Population genomics of yeast

The yeasts are an excellent model system for studies in genomics as they have small genomes, dense with genes and other interesting features, and therefore easy to study, and studies on yeast often precede those on larger, more complex organisms, including humans. Saccharomyces paradoxus is a wild, undomesticated relative of S. cerevisiae (bakers yeast; the best known eukaryote) and in studying it we can exploit the genetic tools and knowledge available from S. cerevisiae. We have established a collection of strains from one population, here at Silwood Park, which have now been sequenced both in our lab and in collaboration with the Sanger Institute of genomic studies (http://www.sanger.ac.uk/Teams/Team71/durbin/sgrp/index.shtml).
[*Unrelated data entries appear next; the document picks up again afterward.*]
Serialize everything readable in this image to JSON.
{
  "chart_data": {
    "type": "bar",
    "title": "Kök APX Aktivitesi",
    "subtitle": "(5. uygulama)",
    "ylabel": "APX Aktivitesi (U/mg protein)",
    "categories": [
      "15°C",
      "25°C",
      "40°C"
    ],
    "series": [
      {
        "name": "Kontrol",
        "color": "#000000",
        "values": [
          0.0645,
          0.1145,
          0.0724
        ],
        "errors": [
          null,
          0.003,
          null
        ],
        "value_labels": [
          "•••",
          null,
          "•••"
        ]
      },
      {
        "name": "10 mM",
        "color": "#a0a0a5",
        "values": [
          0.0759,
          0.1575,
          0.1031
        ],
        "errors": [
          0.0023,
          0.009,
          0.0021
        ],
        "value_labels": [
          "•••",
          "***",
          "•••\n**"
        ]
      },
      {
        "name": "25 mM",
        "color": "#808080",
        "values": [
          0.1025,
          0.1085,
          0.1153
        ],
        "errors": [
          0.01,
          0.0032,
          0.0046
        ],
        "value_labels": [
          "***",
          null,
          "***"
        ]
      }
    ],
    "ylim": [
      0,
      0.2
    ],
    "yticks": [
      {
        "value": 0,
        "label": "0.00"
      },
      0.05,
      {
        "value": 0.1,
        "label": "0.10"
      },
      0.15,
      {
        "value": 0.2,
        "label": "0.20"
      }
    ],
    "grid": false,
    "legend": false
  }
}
We have been analysing sequences from an entire chromosome from several strains of S. paradoxus, to find out how different regions of the genome evolve during the short-term micro-evolutionary scale. For example, comparisons of sequences from different populations reveal that the centromeres, the points of chromosome attachment to the spindle that pulls the two homologues apart during mitosis and meiosis, are among the fastest evolving parts of the chromosome. This is somewhat unexpected in view of the universal and conserved role of centromeres among eukaryotes. We have also been looking at the patterns of mutational and recombinational diversities along the genome, repeatability of evolutionary patterns across populations, patterns of selection in various features of the genome, etc.

 

Molecular ecology of yeast

Ecology is the organism's way of life, and we cannot evaluate the effects of particular genes in nature without knowledge of ecology. Despite the vast amounts of knowledge on the genetics of S. cerevisiae very little is known about yeasts in nature, and although we can readily isolate strains of S. paradoxus in nature we do not know where it grows, when, and how much, and so we have been undertaking studies to find out. Furthermore, isolates from different continents appear to represent divergent, phylogenetically independent clades, but is unclear whether or not intermediates remain to be found. We are also assaying for phenotypic differences among our strains to see if genetic differences will correlate with differences in the phenotypes.